Insurance policies

Many UK customers are looking to downsize their insurance policies to cut costs

Almost half (48%) of UK consumers would consider cutting costs by eliminating voluntary insurance cover, according to a survey commissioned by insurance software developer Guidewire.

The survey also found that travel insurance was the type of cover identified by respondents as most likely to be dropped, with almost one in five respondents (18%) indicating that this type of insurance was “likely” to be deleted. The other most popular types of insurance targeted for discounts were home contents (17%) and bicycle insurance (16%).

This sentiment reflects the increasingly poor economic outlook for the UK and the global economy as a whole – 86% of survey respondents said they were concerned about the current cost of living crisis.

The survey also revealed that many customers still have a negative view of insurers, seeing them as troublesome, mysterious and prone to selling expensive products.

More than a third (36%) of respondents said they felt insurers were “necessary but impractical, while a quarter said they felt they were selling” overpriced products and were reluctant to pay a claim”.

Guidewire pointed out that the second claim was of particular concern given that most respondents (88%) had not had to make a claim in the past year. This was compounded by the fact that more than a quarter of respondents said their “view of insurers was negative and has not changed in the past 12 months” – suggesting that negative views of insurers insurers were beginning to sink into the public consciousness, with the potential to “undermine the good work the industry is doing for its customers”.
Guidewire recommended that “insurers must ensure that headlines and hearsay during the Covid-19 pandemic do not become entrenched opinions about the industry.”

The survey was carried out by market researcher Censuswide, which surveyed 1,000 UK insurance customers aged 18-55 in May 2022, and is part of Guidewire’s annual survey of insurance consumers in Europe, Middle East and Africa (EMEA). Guidewire has also commissioned concurrent and parallel reports for the French, German, and Spanish markets, but those results have not yet been released.

Insurers “struggle to demonstrate their value”

Responding to the findings, René Schoenauer, EMEA Product Marketing Manager at Guidewire, said, “The combination of people’s financial pressure and their low opinion of insurers threatens to widen the insurance gap in ways that could make consumers much more open to prejudice. It appears that insurers struggle to demonstrate the value they offer to customers, and this translates into notions that insurers are impractical or unwilling to pay claims. Insurers need to think about how they can play a bigger role in the lives of their customers to show them the importance of the products and services they offer and the benefits customers derive from them.

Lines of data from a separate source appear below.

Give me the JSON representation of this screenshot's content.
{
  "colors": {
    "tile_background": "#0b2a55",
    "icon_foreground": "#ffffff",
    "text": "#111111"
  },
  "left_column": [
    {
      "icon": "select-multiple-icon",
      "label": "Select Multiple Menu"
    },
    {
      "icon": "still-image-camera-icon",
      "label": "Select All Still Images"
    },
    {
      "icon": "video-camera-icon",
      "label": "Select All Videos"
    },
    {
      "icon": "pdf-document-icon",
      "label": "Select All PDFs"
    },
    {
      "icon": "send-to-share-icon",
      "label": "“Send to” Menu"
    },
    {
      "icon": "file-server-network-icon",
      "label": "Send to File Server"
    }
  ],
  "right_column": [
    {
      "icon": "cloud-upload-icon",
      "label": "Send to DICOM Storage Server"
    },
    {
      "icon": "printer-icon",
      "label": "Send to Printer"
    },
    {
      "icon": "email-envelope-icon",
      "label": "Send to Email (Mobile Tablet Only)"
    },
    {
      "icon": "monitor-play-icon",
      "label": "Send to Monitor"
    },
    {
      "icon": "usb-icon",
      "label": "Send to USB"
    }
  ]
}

The company recommended that improvements in customer engagement could allay people’s concerns about insurers – it pointed out that almost four in ten respondents had “never spoken to their insurer”, highlighting what it called “highly transactional and limited relationships” between company and customer. .

Guidewire also warned traditional insurers that such an approach could leave them vulnerable to new entrants to the insurance industry, with 45% of respondents saying they would be comfortable buying insurance like Amazon, Tesla or IKEA, and an additional 30%. be impartial to the idea.

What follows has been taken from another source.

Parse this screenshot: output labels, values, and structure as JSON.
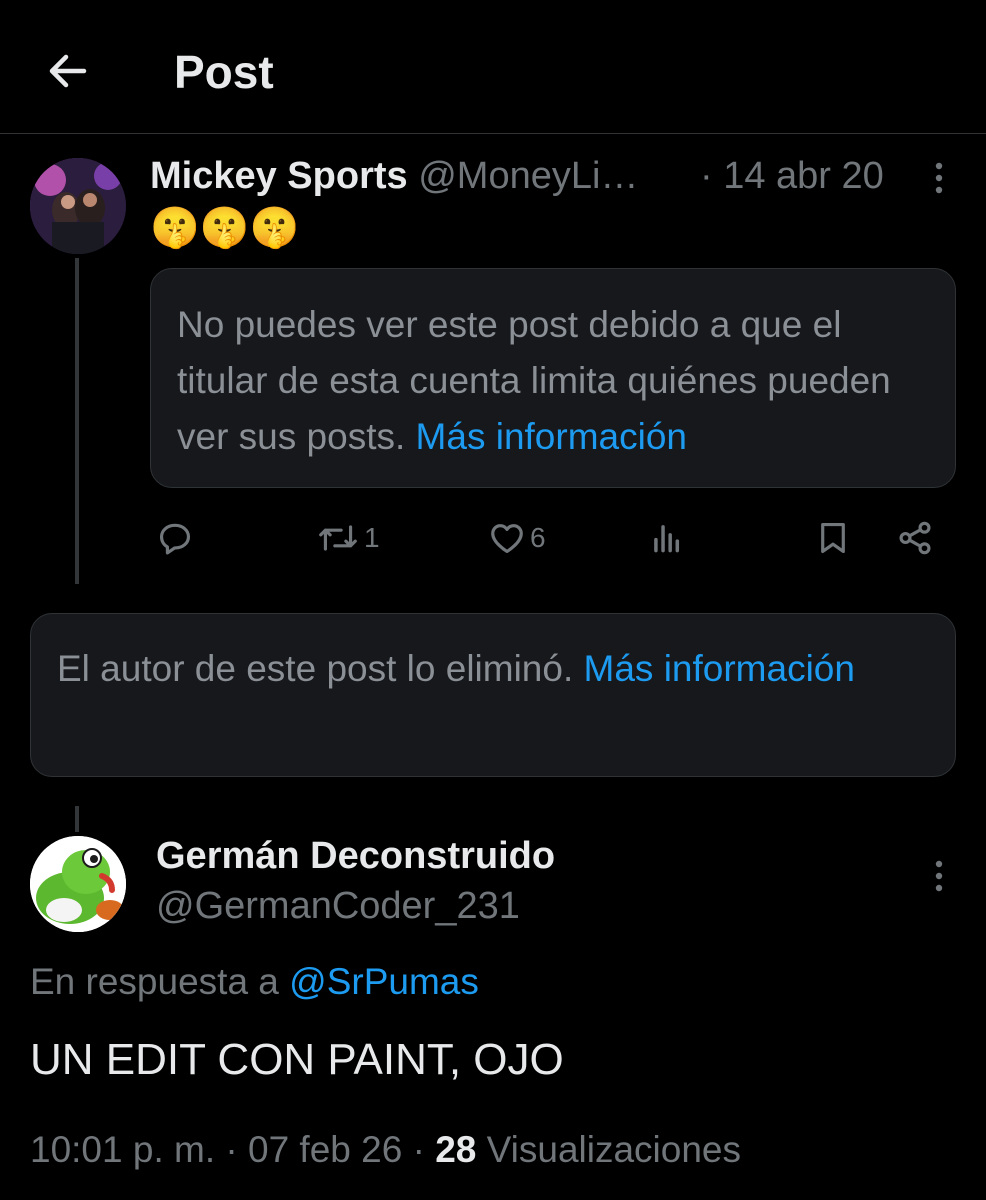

However, on a positive note, when customers interacted with their supplier, it was found that almost half (49%) believed that the customer service agents they spoke to had “all the information they needed to help them”. .

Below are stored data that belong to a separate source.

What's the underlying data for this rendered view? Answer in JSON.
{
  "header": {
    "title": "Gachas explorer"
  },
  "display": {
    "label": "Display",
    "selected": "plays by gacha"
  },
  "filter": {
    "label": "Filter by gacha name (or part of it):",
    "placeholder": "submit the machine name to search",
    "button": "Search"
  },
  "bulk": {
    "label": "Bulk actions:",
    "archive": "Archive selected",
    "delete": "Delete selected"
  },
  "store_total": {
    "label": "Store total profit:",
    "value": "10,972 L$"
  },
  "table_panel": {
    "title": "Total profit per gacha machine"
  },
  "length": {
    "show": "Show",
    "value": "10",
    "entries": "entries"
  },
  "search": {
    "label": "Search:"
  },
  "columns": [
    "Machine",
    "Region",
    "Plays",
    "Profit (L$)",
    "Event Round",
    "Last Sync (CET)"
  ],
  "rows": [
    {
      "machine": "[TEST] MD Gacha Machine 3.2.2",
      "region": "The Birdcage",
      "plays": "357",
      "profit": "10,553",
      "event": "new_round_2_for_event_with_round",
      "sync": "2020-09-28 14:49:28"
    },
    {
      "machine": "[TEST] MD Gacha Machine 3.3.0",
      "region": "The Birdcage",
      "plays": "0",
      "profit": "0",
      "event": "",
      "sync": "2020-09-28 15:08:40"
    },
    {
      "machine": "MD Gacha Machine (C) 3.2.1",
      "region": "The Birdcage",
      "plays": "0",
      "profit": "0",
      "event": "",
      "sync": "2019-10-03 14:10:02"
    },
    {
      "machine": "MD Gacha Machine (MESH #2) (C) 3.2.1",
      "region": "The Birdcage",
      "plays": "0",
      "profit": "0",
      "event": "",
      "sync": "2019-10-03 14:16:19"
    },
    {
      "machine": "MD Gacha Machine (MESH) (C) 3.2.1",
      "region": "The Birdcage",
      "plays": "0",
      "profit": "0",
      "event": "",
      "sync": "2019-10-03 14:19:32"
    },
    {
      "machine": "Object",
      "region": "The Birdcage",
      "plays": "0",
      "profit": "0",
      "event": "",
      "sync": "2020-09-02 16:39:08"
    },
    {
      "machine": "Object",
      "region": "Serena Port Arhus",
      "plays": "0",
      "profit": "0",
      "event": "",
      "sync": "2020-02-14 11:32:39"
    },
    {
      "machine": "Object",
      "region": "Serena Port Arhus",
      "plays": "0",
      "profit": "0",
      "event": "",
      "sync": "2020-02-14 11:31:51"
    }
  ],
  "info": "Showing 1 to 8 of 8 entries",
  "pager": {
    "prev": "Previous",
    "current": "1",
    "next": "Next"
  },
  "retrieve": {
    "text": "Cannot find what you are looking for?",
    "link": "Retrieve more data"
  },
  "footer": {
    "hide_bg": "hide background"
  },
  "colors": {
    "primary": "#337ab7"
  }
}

The survey also suggested there were opportunities for insurers to be more proactive in the lives of their customers, through risk prevention services. Six in 10 people (61%) said they would welcome a service that “sends warnings about problems to prevent damage before it happens.”

“We have seen different big brands start offering integrated insurance products and this trend will continue. Given that consumers seem comfortable with the idea of ​​buying from a mainstream brand, even at this nascent stage, insurers need to start planning now for what kind of role they will play in this economy. ecosystem. Are insurers fighting to preserve their brand and investing to become more customer-centric? Or do they choose to invest in technology that allows them to seamlessly integrate with these mainstream brands and thereby expand their business volume? There are no right or wrong answers here, but it does require a commitment to a clear strategy either way,” Schoenauer added.